Optionally, you can pass an MPI communicator during the initialization of `MPICommunicationHandler()`.
```
comm = MPI.COMM_WORLD
mllogger = MLLoggerWrapper(MPICommunicationHandler(comm), value=None)
```
by default, `MPICommunicationHandler()` creates a global communicator.

### Logging additional metrics
MLPerf logger can be used to track additional non-required metric, for example `throughput`. The recommended way is to add a line such as:
```
mllogger.event(key='tracked_stats', metadata={'step': epoch}, value={"throughput": throughput, "metric_a": metric_a, 'metric_b': metric_b})
```
where `throughput` is recommended to be `samples per second`, logged every epoch or as often as it is reasonable for a given benchmark. Additional metrics, `metric_a` and `metric_b`, can represent any numerical value that requires logging.
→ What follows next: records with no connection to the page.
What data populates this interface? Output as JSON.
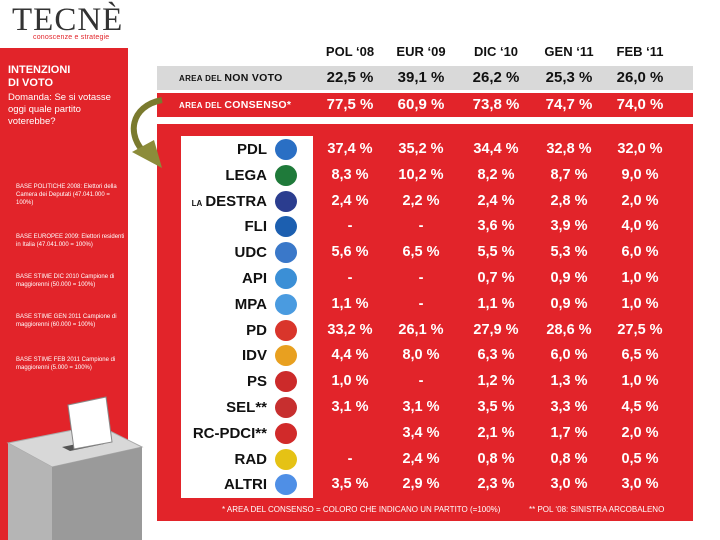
{
  "brand": {
    "logo": "TECNÈ",
    "tagline": "conoscenze e strategie",
    "accent_color": "#e2242a"
  },
  "sidebar": {
    "title_line1": "INTENZIONI",
    "title_line2": "DI VOTO",
    "question": "Domanda: Se si votasse oggi quale partito voterebbe?",
    "bases": [
      "BASE POLITICHE 2008: Elettori della Camera dei Deputati (47.041.000 = 100%)",
      "BASE EUROPEE 2009: Elettori residenti in Italia (47.041.000 = 100%)",
      "BASE STIME DIC 2010 Campione di maggiorenni (50.000 = 100%)",
      "BASE STIME GEN 2011 Campione di maggiorenni (60.000 = 100%)",
      "BASE STIME FEB 2011 Campione di maggiorenni (5.000 = 100%)"
    ]
  },
  "columns": [
    "POL ‘08",
    "EUR ‘09",
    "DIC ‘10",
    "GEN ‘11",
    "FEB ‘11"
  ],
  "summary": [
    {
      "prefix": "AREA DEL",
      "label": "NON VOTO",
      "values": [
        "22,5 %",
        "39,1 %",
        "26,2 %",
        "25,3 %",
        "26,0 %"
      ]
    },
    {
      "prefix": "AREA DEL",
      "label": "CONSENSO*",
      "values": [
        "77,5 %",
        "60,9 %",
        "73,8 %",
        "74,7 %",
        "74,0 %"
      ]
    }
  ],
  "parties": [
    {
      "prefix": "",
      "name": "PDL",
      "logo_color": "#2a6fc4",
      "values": [
        "37,4 %",
        "35,2 %",
        "34,4 %",
        "32,8 %",
        "32,0 %"
      ]
    },
    {
      "prefix": "",
      "name": "LEGA",
      "logo_color": "#1f7a3a",
      "values": [
        "8,3 %",
        "10,2 %",
        "8,2 %",
        "8,7 %",
        "9,0 %"
      ]
    },
    {
      "prefix": "LA",
      "name": "DESTRA",
      "logo_color": "#2b3d8f",
      "values": [
        "2,4 %",
        "2,2 %",
        "2,4 %",
        "2,8 %",
        "2,0 %"
      ]
    },
    {
      "prefix": "",
      "name": "FLI",
      "logo_color": "#1c5fb0",
      "values": [
        "-",
        "-",
        "3,6 %",
        "3,9 %",
        "4,0 %"
      ]
    },
    {
      "prefix": "",
      "name": "UDC",
      "logo_color": "#3a78c9",
      "values": [
        "5,6 %",
        "6,5 %",
        "5,5 %",
        "5,3 %",
        "6,0 %"
      ]
    },
    {
      "prefix": "",
      "name": "API",
      "logo_color": "#3b8fd6",
      "values": [
        "-",
        "-",
        "0,7 %",
        "0,9 %",
        "1,0 %"
      ]
    },
    {
      "prefix": "",
      "name": "MPA",
      "logo_color": "#4a9be0",
      "values": [
        "1,1 %",
        "-",
        "1,1 %",
        "0,9 %",
        "1,0 %"
      ]
    },
    {
      "prefix": "",
      "name": "PD",
      "logo_color": "#d9352b",
      "values": [
        "33,2 %",
        "26,1 %",
        "27,9 %",
        "28,6 %",
        "27,5 %"
      ]
    },
    {
      "prefix": "",
      "name": "IDV",
      "logo_color": "#e8a020",
      "values": [
        "4,4 %",
        "8,0 %",
        "6,3 %",
        "6,0 %",
        "6,5 %"
      ]
    },
    {
      "prefix": "",
      "name": "PS",
      "logo_color": "#cc2a2a",
      "values": [
        "1,0 %",
        "-",
        "1,2 %",
        "1,3 %",
        "1,0 %"
      ]
    },
    {
      "prefix": "",
      "name": "SEL**",
      "logo_color": "#c72f2f",
      "values": [
        "3,1 %",
        "3,1 %",
        "3,5 %",
        "3,3 %",
        "4,5 %"
      ]
    },
    {
      "prefix": "",
      "name": "RC-PDCI**",
      "logo_color": "#d12a2a",
      "values": [
        "",
        "3,4 %",
        "2,1 %",
        "1,7 %",
        "2,0 %"
      ]
    },
    {
      "prefix": "",
      "name": "RAD",
      "logo_color": "#e5c215",
      "values": [
        "-",
        "2,4 %",
        "0,8 %",
        "0,8 %",
        "0,5 %"
      ]
    },
    {
      "prefix": "",
      "name": "ALTRI",
      "logo_color": "#4f8fe6",
      "values": [
        "3,5 %",
        "2,9 %",
        "2,3 %",
        "3,0 %",
        "3,0 %"
      ]
    }
  ],
  "footnotes": {
    "left": "* AREA DEL CONSENSO = COLORO CHE INDICANO UN PARTITO  (=100%)",
    "right": "** POL ‘08: SINISTRA ARCOBALENO"
  }
}
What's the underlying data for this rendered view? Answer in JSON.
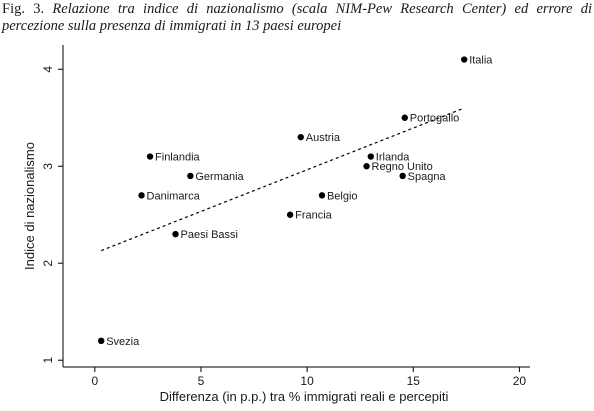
{
  "caption": {
    "label": "Fig. 3.",
    "text": "Relazione tra indice di nazionalismo (scala NIM-Pew Research Center) ed errore di percezione sulla presenza di immigrati in 13 paesi europei"
  },
  "chart_data": {
    "type": "scatter",
    "title": "",
    "xlabel": "Differenza (in p.p.) tra % immigrati reali e percepiti",
    "ylabel": "Indice di nazionalismo",
    "xlim": [
      -1.5,
      20.5
    ],
    "ylim": [
      0.93,
      4.25
    ],
    "xticks": [
      0,
      5,
      10,
      15,
      20
    ],
    "yticks": [
      1,
      2,
      3,
      4
    ],
    "grid": false,
    "colors": {
      "marker": "#000000",
      "trend": "#000000",
      "axis": "#000000"
    },
    "points": [
      {
        "label": "Italia",
        "x": 17.4,
        "y": 4.1
      },
      {
        "label": "Portogallo",
        "x": 14.6,
        "y": 3.5
      },
      {
        "label": "Austria",
        "x": 9.7,
        "y": 3.3
      },
      {
        "label": "Irlanda",
        "x": 13.0,
        "y": 3.1
      },
      {
        "label": "Regno Unito",
        "x": 12.8,
        "y": 3.0
      },
      {
        "label": "Spagna",
        "x": 14.5,
        "y": 2.9
      },
      {
        "label": "Belgio",
        "x": 10.7,
        "y": 2.7
      },
      {
        "label": "Francia",
        "x": 9.2,
        "y": 2.5
      },
      {
        "label": "Finlandia",
        "x": 2.6,
        "y": 3.1
      },
      {
        "label": "Germania",
        "x": 4.5,
        "y": 2.9
      },
      {
        "label": "Danimarca",
        "x": 2.2,
        "y": 2.7
      },
      {
        "label": "Paesi Bassi",
        "x": 3.8,
        "y": 2.3
      },
      {
        "label": "Svezia",
        "x": 0.3,
        "y": 1.2
      }
    ],
    "trendline": {
      "style": "dashed",
      "x": [
        0.3,
        17.4
      ],
      "y": [
        2.13,
        3.6
      ]
    }
  }
}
The key `tracked_stats` and an increasing value for `step` are required.

## Scaleout Bridge

#### init_bridge
Instead of previous `sbridge = init_bridge(rank)`, initialize sbridge as follows:
```
from mlperf_common.frameworks.pyt import PyTNVTXHandler, PyTCommunicationHandler

sbridge = init_bridge(PyTNVTXHandler(), PyTCommunicationHandler(), mllogger)
```
or, for `horovod/tf/mxnet`:
```
from mlperf_common.frameworks.mxnet import MXNetNVTXHandler, MPICommunicationHandler

sbridge = init_bridge(MXNetNVTXHandler(), MPICommunicationHandler(), mllogger)
```
and start your profiling as usual
```
sbridge.start_prof()
sbridge.stop_prof()
```

#### EmptyObject
Current `ScaleoutBridgeBase` class replaces previous `EmptyObject` class,
so just replace `EmptyObject()` with `ScaleoutBridgeBase()`.

## Mount check
### Get mount info
`get-mount-info.sh` prints a description of given directory and takes one argument:
`paths_to_verify` that contains paths separated by commas.  

Example of use:
```
get-mount-info.sh "/data,/checkpoints"
``` 

Example output:
```
declare -a directory_sizes
declare -a number_of_paths_in_dir
# ----------
directory_sizes+=(
",3743665220,2"
"coco2014,1445240,3"
"laion-400m,3742219976,2"
"coco2014/val2014_512x512_30k,1412012,30000"
"laion-400m/webdataset-moments-filtered,876410532,833"
"laion-400m/webdataset-moments-filtered-encoded,2865809440,832"
)
number_of_paths_in_dir+=(6)
# ----------
directory_sizes+=(
",52403072,5"
"clip,7704556,3"
"inception,93392,1"
"sd,20888768,2"
)
number_of_paths_in_dir+=(4)
```
`number_of_paths_in_dir` for each path specified contains the number of subdirectories in it.  
The fields in directory_sizes contain 3 values separated by commas:  
relative path path to the directory, its size in KB, the number of directories and files inside it.


### Verify mounts
`verify-mounts.sh` checks if a given directory is consistent with a description generated with get-mount-info.sh and takes one argument:
`paths_to_verify` that contains paths separated by commas.  

Example of use:
```
verify-mounts.sh "/data,/checkpoints"
```
The directory where `verify-mounts.sh` is located should contain `cont-mount-info.sh` file generated earlier by `get-mount-info.sh`.